Proses untuk penilaian dan penyelesaian penilai klien. Penilaian
auditing profesional hanya dapat dilakukan setelah melakukan due date
yang sesuai proses untuk menilai dan menantang penilaian klien.
Pertimbangkan ketidakpastian dan rentang kemungkinan hasil transaksi
dan bandingkan dengan penilaian klien terhadap hal tersebut. Tinjau
penilaian klien terhadap perawatan alternatif dan alasan penolakan.
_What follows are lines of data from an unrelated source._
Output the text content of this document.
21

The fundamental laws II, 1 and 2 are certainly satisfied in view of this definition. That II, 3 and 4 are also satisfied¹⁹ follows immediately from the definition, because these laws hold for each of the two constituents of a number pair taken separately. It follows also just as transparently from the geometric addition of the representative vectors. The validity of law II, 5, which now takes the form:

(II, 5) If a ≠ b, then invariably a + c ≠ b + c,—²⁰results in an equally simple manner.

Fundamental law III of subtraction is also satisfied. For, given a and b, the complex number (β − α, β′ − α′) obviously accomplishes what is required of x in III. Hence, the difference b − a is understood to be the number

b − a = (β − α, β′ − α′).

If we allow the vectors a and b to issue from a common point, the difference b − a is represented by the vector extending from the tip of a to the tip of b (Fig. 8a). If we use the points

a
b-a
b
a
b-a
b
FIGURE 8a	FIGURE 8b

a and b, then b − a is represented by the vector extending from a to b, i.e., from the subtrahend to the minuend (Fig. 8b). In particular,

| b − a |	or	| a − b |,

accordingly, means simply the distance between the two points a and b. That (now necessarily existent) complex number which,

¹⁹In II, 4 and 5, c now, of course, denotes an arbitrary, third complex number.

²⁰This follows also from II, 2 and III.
Evaluasi apakah asumsi signifikan yang dibuat oleh klien masuk akal. Kaji
perlakuan akuntansi yang diajukan klien. Dapatkan saran yang sesuai
dari para ahli di dalam perusahaan audit atau di luar. Identifikasi konflik
kepentingan atau bias klien untuk memastikan objektivitas penilaian. Jika
Ada kemungkinan konflik kepentingan atau bias, menilai kembali
pertimbangan di atas dengan tingkat skeptisisme yang lebih besar. Sadar
akan tekanan yang tidak semestinya dari klien atau kantor audit dan
pertahankan objektivitas. Buat penilaian sendiri atas perlakuan akuntansi
yang sesuai. Menilai apakah penilaian klien terhadap perlakuan akuntansi
sama dengan Anda sendiri atau dalam batas yang dapat diterima Jika
tidak, diskusikan dengan klien dan pertimbangkan implikasinya.
Pertimbangkan apakah keputusan Anda adalah keputusan yang akan
Anda pertahankan dengan baik kemungkinan risiko reputasi. Pastikan
prosedur persetujuan/eskalasi untuk penilaian kunci telah diikuti untuk
memastikannya bahwa penilaian material telah disahkan, jika sesuai.
Periksa perlakuan dan masukan akuntansi yang dihasilkan dan pastikan
mereka masuk akal. Periksa pengungkapan catatan yang dihasilkan.
Identifikasi poin pada saat penilaian penilaian ulang akan diperlukan-
misalnya periode berakhir atau titik pemicu dalam kontrak awal.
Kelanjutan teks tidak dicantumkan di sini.